Sometimes longtermists say that, unlike ordinary people, they have “expanded the moral circle” to include future people. But most people who aren’t philosophers care about future people. That’s why environmental groups give speeches about protecting nature for future generations, the American Constitution secures the blessings of liberty to ourselves and our posterity, and racists want to secure a future for white children. The dispute between self-identified longtermists and everyone else is about whether we should help future people through developing aligned superintelligence or through some other method, like building a national park system or passing the Bill of Rights or starting a race war.
Less flatteringly, apparent moral circle expansion often comes from changed incentives. Often, people do evil simply because it would be annoying and inconvenient to do good. Slaveowners often owned slaves because if they freed their slaves they’d be poor and people would think they were weird. Men sometimes raped their wives because they liked hurting their wives, but often raped their wives because orgasms are fun and their wives had no power to enforce their own views on the subject. Soldiers looted cities because they wanted nice things and having moral compunctions would make all the other soldiers think you were weak and unmanly.

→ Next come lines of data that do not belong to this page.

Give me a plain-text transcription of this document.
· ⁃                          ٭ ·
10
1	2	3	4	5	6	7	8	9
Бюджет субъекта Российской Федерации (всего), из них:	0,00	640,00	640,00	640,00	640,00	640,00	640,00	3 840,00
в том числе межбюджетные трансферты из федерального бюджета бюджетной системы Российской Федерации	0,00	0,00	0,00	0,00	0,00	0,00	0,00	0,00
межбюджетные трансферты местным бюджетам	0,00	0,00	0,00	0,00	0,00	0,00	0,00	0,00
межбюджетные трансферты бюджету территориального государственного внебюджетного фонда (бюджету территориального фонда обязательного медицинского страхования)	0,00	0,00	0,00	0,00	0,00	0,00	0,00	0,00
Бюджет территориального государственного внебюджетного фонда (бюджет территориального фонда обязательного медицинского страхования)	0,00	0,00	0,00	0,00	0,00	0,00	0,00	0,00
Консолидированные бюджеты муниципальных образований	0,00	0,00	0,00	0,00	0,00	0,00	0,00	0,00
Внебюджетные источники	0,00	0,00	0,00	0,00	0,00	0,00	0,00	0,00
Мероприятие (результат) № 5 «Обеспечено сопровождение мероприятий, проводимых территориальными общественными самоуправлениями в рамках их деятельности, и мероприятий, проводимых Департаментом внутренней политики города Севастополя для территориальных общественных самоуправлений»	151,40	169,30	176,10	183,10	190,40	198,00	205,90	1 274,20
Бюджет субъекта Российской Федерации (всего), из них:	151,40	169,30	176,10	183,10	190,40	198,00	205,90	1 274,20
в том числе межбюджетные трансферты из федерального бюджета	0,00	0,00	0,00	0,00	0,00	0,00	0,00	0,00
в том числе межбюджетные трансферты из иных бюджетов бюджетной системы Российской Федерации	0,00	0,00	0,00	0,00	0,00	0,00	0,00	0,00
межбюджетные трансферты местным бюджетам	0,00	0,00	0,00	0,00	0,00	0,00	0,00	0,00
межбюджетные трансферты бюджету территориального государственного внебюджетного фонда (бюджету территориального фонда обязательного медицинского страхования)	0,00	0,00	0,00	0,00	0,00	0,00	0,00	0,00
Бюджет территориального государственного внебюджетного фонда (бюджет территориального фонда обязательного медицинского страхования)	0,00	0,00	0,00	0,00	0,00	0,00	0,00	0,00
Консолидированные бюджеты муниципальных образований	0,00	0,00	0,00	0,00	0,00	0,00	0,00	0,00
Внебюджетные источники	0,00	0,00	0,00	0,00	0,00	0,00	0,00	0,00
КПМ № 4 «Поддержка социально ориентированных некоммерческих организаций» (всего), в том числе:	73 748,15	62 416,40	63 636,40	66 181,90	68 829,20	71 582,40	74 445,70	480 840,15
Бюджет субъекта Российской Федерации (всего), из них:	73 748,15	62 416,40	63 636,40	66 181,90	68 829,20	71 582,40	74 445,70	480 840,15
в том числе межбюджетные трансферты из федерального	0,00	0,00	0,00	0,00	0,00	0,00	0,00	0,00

Today, it is instead annoying and inconvenient to own slaves or rape your wife or loot cities, so people behave better. Probably men in 1800 and today are equally likely to view their wives as moral patients. But today, if you try to rape your wife, she is very likely to use her independent income to support herself as she moves out, divorces you, and reports you to the police. So the standards for male behavior are much higher. Many men who would have raped their wives in 1800 are repulsed by committing rape and instead stick to posting bad takes on r/deadbedrooms.
But even when people legitimately come to reason differently about morality, “moral circle expansion” unhelpfully conflates at least four different changes, most of which are not reasonably describable as circle expansion.
Allow me to be economicsbrained for a moment. The reason I’m nice to my friends is not primarily a disinterested concern for their well-being. It’s that helping my friends benefits me in the long run. If I listen to my friends talk about their feelings, my friends will listen to me talk about my feelings. If I help my friends when their lives fall apart, my friends will help me when my life falls apart. If I matchmake my friends, they will invite me to more fun parties.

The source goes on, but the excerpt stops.